Bir seyahatten değişerek ayrılmak o
seyahati çok değerli kılıyor. İsfahan’dan ve genel olarak İran’dan değişerek,
şaşırarak ve keşifler yaparak ayrıldım. İşin garibi Avrupa şehirlerinde
gezdiğimde aynı oranda şaşırmıyor ve içimde değişim hissetmiyorum. Herhalde
düzensizlik, çeşitlilik, çok renklilik ve insanların her daim iletişime açık halleri
beni cezbediyor. Diğer yandan şöyle bir durumun da farkına varıyorum. Bilinenin
aksine biz Batıyı Doğudan daha çok tanıyoruz. Filmlerle, müzikle, medyayla, her
daim bize sunulan ürünler ve yaptığımız seyahatlerle batı bize biraz daha
tanıdık ve bilindik. İran ile ilgili bildiğimiz klişeleşmiş bilgiler genelde
doğru çıkmıyor.
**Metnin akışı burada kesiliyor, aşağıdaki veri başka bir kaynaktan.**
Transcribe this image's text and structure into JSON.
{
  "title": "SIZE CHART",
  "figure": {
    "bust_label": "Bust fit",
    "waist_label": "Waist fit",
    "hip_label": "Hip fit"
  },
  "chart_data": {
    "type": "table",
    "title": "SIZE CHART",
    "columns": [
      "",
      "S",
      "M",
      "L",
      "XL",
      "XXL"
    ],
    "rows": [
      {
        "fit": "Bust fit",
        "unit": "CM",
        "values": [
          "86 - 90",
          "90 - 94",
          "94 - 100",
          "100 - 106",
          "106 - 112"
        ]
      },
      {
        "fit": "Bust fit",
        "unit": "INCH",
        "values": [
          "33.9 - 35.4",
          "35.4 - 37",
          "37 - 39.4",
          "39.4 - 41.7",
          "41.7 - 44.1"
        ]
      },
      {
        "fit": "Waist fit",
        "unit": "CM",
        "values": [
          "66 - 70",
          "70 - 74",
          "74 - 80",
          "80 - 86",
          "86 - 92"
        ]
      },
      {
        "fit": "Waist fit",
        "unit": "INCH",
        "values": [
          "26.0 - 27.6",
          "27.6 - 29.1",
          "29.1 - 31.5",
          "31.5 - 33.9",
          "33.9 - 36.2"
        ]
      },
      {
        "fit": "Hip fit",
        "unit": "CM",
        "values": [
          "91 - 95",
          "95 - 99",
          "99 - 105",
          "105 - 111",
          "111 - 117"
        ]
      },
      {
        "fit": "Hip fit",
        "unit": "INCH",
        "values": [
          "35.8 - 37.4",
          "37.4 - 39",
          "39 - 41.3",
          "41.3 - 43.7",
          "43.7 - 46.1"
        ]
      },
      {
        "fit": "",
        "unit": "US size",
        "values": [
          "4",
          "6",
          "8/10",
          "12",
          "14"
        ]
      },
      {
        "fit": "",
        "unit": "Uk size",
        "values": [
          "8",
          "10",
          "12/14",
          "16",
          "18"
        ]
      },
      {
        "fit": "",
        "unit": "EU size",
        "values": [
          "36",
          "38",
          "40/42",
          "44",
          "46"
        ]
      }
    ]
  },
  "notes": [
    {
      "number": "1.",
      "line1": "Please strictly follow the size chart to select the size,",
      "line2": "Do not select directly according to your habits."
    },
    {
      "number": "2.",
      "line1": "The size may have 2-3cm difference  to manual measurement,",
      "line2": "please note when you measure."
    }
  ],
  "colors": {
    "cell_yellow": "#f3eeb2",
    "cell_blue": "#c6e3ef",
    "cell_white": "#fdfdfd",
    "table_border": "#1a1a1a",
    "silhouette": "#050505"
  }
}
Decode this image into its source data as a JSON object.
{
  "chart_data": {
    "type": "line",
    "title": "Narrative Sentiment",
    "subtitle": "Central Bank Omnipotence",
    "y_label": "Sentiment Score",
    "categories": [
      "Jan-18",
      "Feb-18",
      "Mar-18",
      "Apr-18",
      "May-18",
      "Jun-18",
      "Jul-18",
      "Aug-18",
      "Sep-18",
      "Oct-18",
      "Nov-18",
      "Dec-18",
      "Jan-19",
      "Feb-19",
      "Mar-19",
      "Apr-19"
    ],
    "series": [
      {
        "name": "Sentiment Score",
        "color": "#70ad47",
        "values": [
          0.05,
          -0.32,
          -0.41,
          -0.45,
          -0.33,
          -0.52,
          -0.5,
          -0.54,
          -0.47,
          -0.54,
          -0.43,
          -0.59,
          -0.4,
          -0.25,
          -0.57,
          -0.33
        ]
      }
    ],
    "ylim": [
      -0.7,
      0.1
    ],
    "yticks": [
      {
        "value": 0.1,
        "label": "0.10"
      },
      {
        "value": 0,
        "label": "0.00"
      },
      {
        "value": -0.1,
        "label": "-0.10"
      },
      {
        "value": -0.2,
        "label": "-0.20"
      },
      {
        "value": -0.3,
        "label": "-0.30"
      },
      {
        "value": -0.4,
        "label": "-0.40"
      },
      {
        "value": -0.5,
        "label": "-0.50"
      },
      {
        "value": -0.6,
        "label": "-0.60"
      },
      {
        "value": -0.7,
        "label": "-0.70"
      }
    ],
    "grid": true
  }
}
Mesela; İran’ın Arap bir ülke olmadığı Arapça alfabe kullanan
Farsi olduğunu bilmeyen birçok eğitimli arkadaş bana bu gerçeği kanıtlıyor. İsfahan’da
kendimi İranlı yazar Samad Behrangi’nin Küçük Kara Balık öyküsündeki Balık gibi
hissettim. Ben de tıpkı o balık gibi memleketimin bilindik sularında yüzmeyi
bırakıp keşfetmek ve tanımak için başka sulara doğru kulaç attım. İyi ki de
yapmışım. Görünüşte güvensiz ve korkutucu olan bu yabancı suların aslında
huzurlu, merak kamçılayıcı ve zenginleştirici olduğunu fark ediyorum. Bu sular
vücuduma ve beynime iyi geldi.
Not:
Isfahan’ın kardeş şehirlerinden bazıları: Havana, Freiburg, Erivan, İstanbul.